Updated

If the recent events in Egypt confirm anything, it is that the only thing worse than not getting what you want is getting what you want.

The protesters wanted Mubarak brought down and they succeeded . . . in ushering in a military junta. It’s hardly surprising that the first acts of the junta included abrogating the constitution, dissolving parliament and ambushing demonstrators in Tahrir Square with wooden clubs.

The military multitasked, all the while maintaining the power structure of the dictatorial Mubarak regime. There was little question the junta would enforce the hated Emergency Act, which allowed security forces to arrest without formal charges and to suppress public demonstrations.

It takes at least six months to prepare for elections and allow political parties to organize and campaign. So when Mubarak agreed he would step down in September, the protesters could have demanded that the September elections be conducted under international supervision in order to allow political groups to prepare. (Even in the United States, a presidential election can take up to a year to conduct nominating conventions, primaries, and campaigning.)

But the people demanded Mubarak’s immediate ouster in full knowledge that a military coup would be the inevitable result.

The naïveté of those nursing the notion that such a junta with absolute power will give it all up to allow free elections is breathtaking in its scope. Certainly history supports no such unrealistic expectations.(Note the longevity of the military junta in Argentina in the 1980s, the military dictatorship of Napoleon following the French Revolution, or the dictatorship of the Proletariat after the storming of the Winter Palace in St. Petersburg in 1917).

There was never any secret that if Mubarak fell immediately, the power vacuum could only be filled by one of the two most organized and disciplined groups in the country -- either the Muslim Brotherhood or the military.

Given that the military is now bloated with the hardware needed for suppression (including the world’s most advanced tanks in the U.S. arsenal), bought with more than $1.3 billion in annual U.S. aid, there was never any real possibility that the power vacuum would not be filled by a military junta.

Meanwhile, the U.S. has managed to outrage nearly everyone, from our allies in Saudi Arabia who remain alarmed at the perfidy of the U.S. government, to the throngs in Tahrir Square who will forget neither the inexplicable assertion of Vice President Biden early in the crisis that “Mubarak is not a dictator,” nor the indecisive and opportunistic change of tune by President Obama only when it looked like the protesters might actually prevail.

Perhaps the salient lesson to be learned by these sad events is that a voter with a rock in his hand is worth 1,000 in the voting booth. While it is true that the 100,000 or so protesters who filled Tahrir Square (representing less than 1 percent of more than 80 million Egyptians) accomplished what the remaining 99 percent could not, the notion that those who took to the streets in order to usher in a military junta represented the will of the entire nation is only slightly less breathtaking than the notion that any group other than the military would seize power if Mubarak left immediately.

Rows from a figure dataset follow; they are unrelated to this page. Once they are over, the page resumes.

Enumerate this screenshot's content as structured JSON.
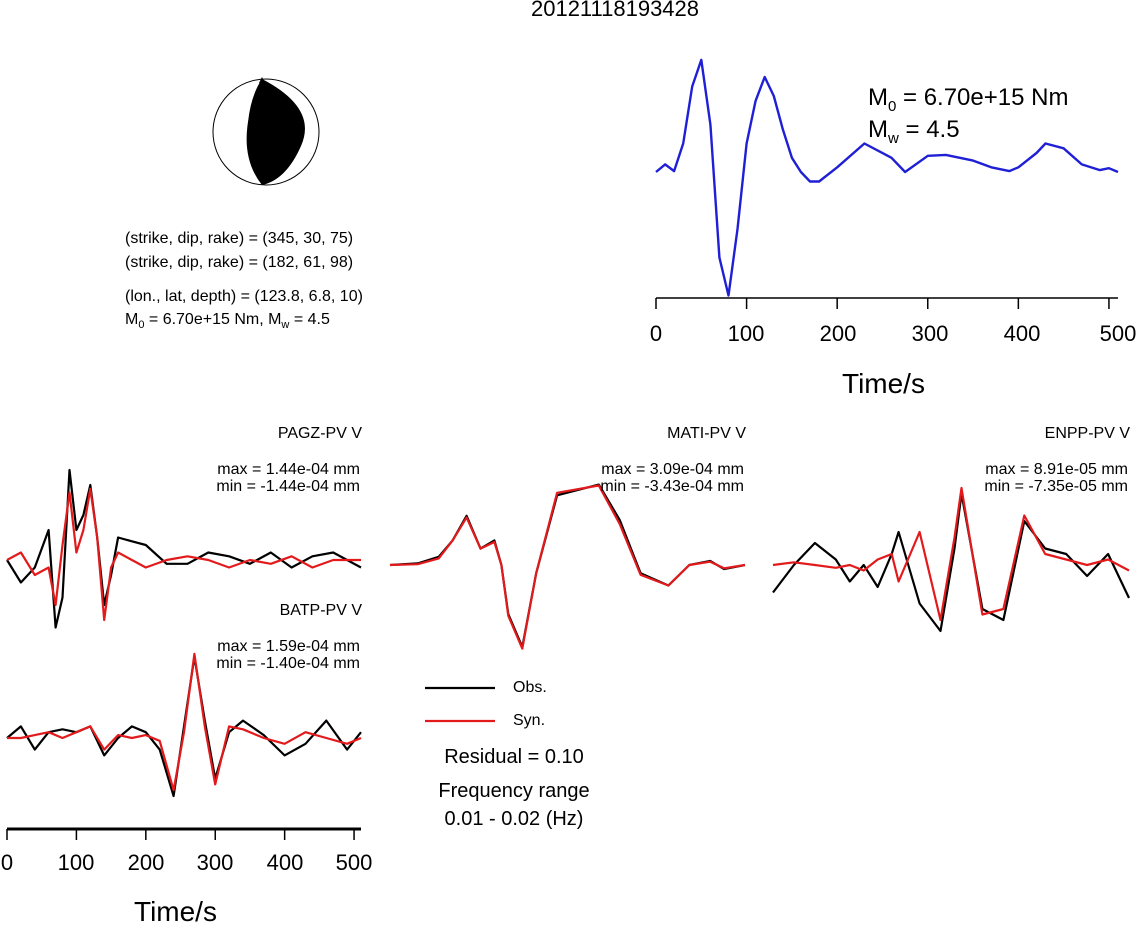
{
  "title": "20121118193428",
  "focal": {
    "plane1": "(strike, dip, rake) = (345, 30, 75)",
    "plane2": "(strike, dip, rake) = (182, 61, 98)",
    "location": "(lon., lat, depth) = (123.8, 6.8, 10)",
    "m0_prefix": "M",
    "m0_sub": "0",
    "m0_mid": " = 6.70e+15 Nm, M",
    "mw_sub": "w",
    "mw_val": " = 4.5"
  },
  "stf": {
    "m0_line_prefix": "M",
    "m0_line_sub": "0",
    "m0_line_val": " = 6.70e+15 Nm",
    "mw_line_prefix": "M",
    "mw_line_sub": "w",
    "mw_line_val": " = 4.5",
    "xlabel": "Time/s",
    "xticks": [
      "0",
      "100",
      "200",
      "300",
      "400",
      "500"
    ]
  },
  "stations": [
    {
      "name": "PAGZ-PV V",
      "max": "max = 1.44e-04 mm",
      "min": "min = -1.44e-04 mm"
    },
    {
      "name": "MATI-PV V",
      "max": "max = 3.09e-04 mm",
      "min": "min = -3.43e-04 mm"
    },
    {
      "name": "ENPP-PV V",
      "max": "max = 8.91e-05 mm",
      "min": "min = -7.35e-05 mm"
    },
    {
      "name": "BATP-PV V",
      "max": "max = 1.59e-04 mm",
      "min": "min = -1.40e-04 mm"
    }
  ],
  "waveform_axis": {
    "xlabel": "Time/s",
    "xticks": [
      "0",
      "100",
      "200",
      "300",
      "400",
      "500"
    ]
  },
  "legend": {
    "obs": "Obs.",
    "syn": "Syn."
  },
  "residual": "Residual = 0.10",
  "freq_label": "Frequency range",
  "freq_value": "0.01 - 0.02 (Hz)",
  "colors": {
    "obs": "#000000",
    "syn": "#e31a1c",
    "stf": "#1f1fd6"
  },
  "chart_data": [
    {
      "type": "line",
      "name_hint": "source time function",
      "xlabel": "Time/s",
      "xlim": [
        0,
        510
      ],
      "x": [
        0,
        10,
        20,
        30,
        40,
        50,
        60,
        70,
        80,
        90,
        100,
        110,
        120,
        130,
        140,
        150,
        160,
        170,
        180,
        200,
        230,
        260,
        275,
        300,
        320,
        350,
        370,
        390,
        400,
        420,
        430,
        450,
        470,
        490,
        500,
        510
      ],
      "values": [
        0.0,
        0.08,
        0.01,
        0.3,
        0.9,
        1.18,
        0.5,
        -0.9,
        -1.3,
        -0.6,
        0.3,
        0.75,
        1.0,
        0.8,
        0.45,
        0.15,
        0.0,
        -0.1,
        -0.1,
        0.05,
        0.3,
        0.15,
        0.0,
        0.17,
        0.18,
        0.12,
        0.05,
        0.01,
        0.05,
        0.2,
        0.3,
        0.25,
        0.08,
        0.02,
        0.04,
        0.0
      ]
    },
    {
      "type": "line",
      "xlim": [
        0,
        510
      ],
      "x": [
        0,
        20,
        40,
        60,
        70,
        80,
        90,
        100,
        110,
        120,
        130,
        140,
        150,
        160,
        180,
        200,
        230,
        260,
        290,
        320,
        350,
        380,
        410,
        440,
        470,
        510
      ],
      "series": [
        {
          "name": "Obs.",
          "values": [
            0.0,
            -0.3,
            -0.1,
            0.4,
            -0.9,
            -0.5,
            1.2,
            0.4,
            0.6,
            1.0,
            0.3,
            -0.6,
            -0.2,
            0.3,
            0.25,
            0.2,
            -0.05,
            -0.05,
            0.1,
            0.05,
            -0.05,
            0.1,
            -0.1,
            0.05,
            0.1,
            -0.1
          ]
        },
        {
          "name": "Syn.",
          "values": [
            0.0,
            0.1,
            -0.2,
            -0.1,
            -0.6,
            0.2,
            0.9,
            0.1,
            0.4,
            0.95,
            0.3,
            -0.8,
            -0.1,
            0.1,
            0.0,
            -0.1,
            0.0,
            0.05,
            0.0,
            -0.1,
            0.0,
            -0.05,
            0.05,
            -0.1,
            0.0,
            0.0
          ]
        }
      ]
    },
    {
      "type": "line",
      "xlim": [
        0,
        510
      ],
      "x": [
        0,
        40,
        70,
        90,
        110,
        130,
        150,
        160,
        170,
        190,
        210,
        240,
        300,
        330,
        360,
        400,
        430,
        460,
        480,
        510
      ],
      "series": [
        {
          "name": "Obs.",
          "values": [
            0.0,
            0.02,
            0.1,
            0.3,
            0.6,
            0.2,
            0.3,
            0.0,
            -0.6,
            -1.0,
            -0.1,
            0.85,
            0.98,
            0.55,
            -0.1,
            -0.25,
            0.0,
            0.05,
            -0.05,
            0.0
          ]
        },
        {
          "name": "Syn.",
          "values": [
            0.0,
            0.01,
            0.08,
            0.3,
            0.58,
            0.2,
            0.28,
            0.0,
            -0.62,
            -1.02,
            -0.1,
            0.88,
            0.97,
            0.5,
            -0.12,
            -0.25,
            0.0,
            0.04,
            -0.04,
            0.0
          ]
        }
      ]
    },
    {
      "type": "line",
      "xlim": [
        0,
        510
      ],
      "x": [
        0,
        30,
        60,
        90,
        110,
        130,
        150,
        170,
        180,
        210,
        240,
        260,
        270,
        300,
        330,
        360,
        390,
        420,
        450,
        480,
        510
      ],
      "series": [
        {
          "name": "Obs.",
          "values": [
            -0.5,
            0.0,
            0.4,
            0.1,
            -0.3,
            0.0,
            -0.4,
            0.2,
            0.6,
            -0.7,
            -1.2,
            0.3,
            1.3,
            -0.8,
            -1.0,
            0.8,
            0.3,
            0.2,
            -0.2,
            0.2,
            -0.6
          ]
        },
        {
          "name": "Syn.",
          "values": [
            0.0,
            0.05,
            0.0,
            -0.05,
            0.0,
            -0.1,
            0.1,
            0.2,
            -0.3,
            0.6,
            -1.0,
            0.5,
            1.4,
            -0.9,
            -0.8,
            0.9,
            0.2,
            0.1,
            0.0,
            0.1,
            -0.1
          ]
        }
      ]
    },
    {
      "type": "line",
      "xlim": [
        0,
        510
      ],
      "x": [
        0,
        20,
        40,
        60,
        80,
        100,
        120,
        140,
        160,
        180,
        200,
        220,
        240,
        255,
        270,
        285,
        300,
        320,
        340,
        370,
        400,
        430,
        460,
        490,
        510
      ],
      "series": [
        {
          "name": "Obs.",
          "values": [
            0.0,
            0.2,
            -0.2,
            0.1,
            0.15,
            0.1,
            0.2,
            -0.3,
            0.0,
            0.2,
            0.1,
            -0.2,
            -1.0,
            0.2,
            1.4,
            0.3,
            -0.7,
            0.1,
            0.3,
            0.05,
            -0.3,
            -0.1,
            0.3,
            -0.2,
            0.1
          ]
        },
        {
          "name": "Syn.",
          "values": [
            0.0,
            0.0,
            0.05,
            0.1,
            0.0,
            0.1,
            0.2,
            -0.2,
            0.05,
            0.0,
            0.05,
            -0.05,
            -0.9,
            0.1,
            1.45,
            0.2,
            -0.8,
            0.2,
            0.15,
            0.0,
            -0.1,
            0.1,
            0.0,
            -0.1,
            0.0
          ]
        }
      ]
    }
  ]
}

Certainly, this was the lesson that protesters learned in 2002 when their street demonstrations managed to convince Iraqi strongman Saddam Hussein that he was safe in defying UN arms inspectors -- a decision that resulted in war when the UN Security Council passed Resolution 1441, authorizing “serious consequences” if Saddam continued to defy UN weapons inspection.

The U.S. Senate overwhelmingly authorized the use of military force against Iraq by a vote of 77-23. (This was the same month that a New York Times poll revealed that 67 percent of Americans supported going to war against Iraq).

It could be suggested that history never repeats itself; rather it’s the historians who repeat themselves.

We’ll see.

Robert Hardaway is Professor of Law at the University of Denver Sturm College Of Law, and the author of seventeen books on law and public policy.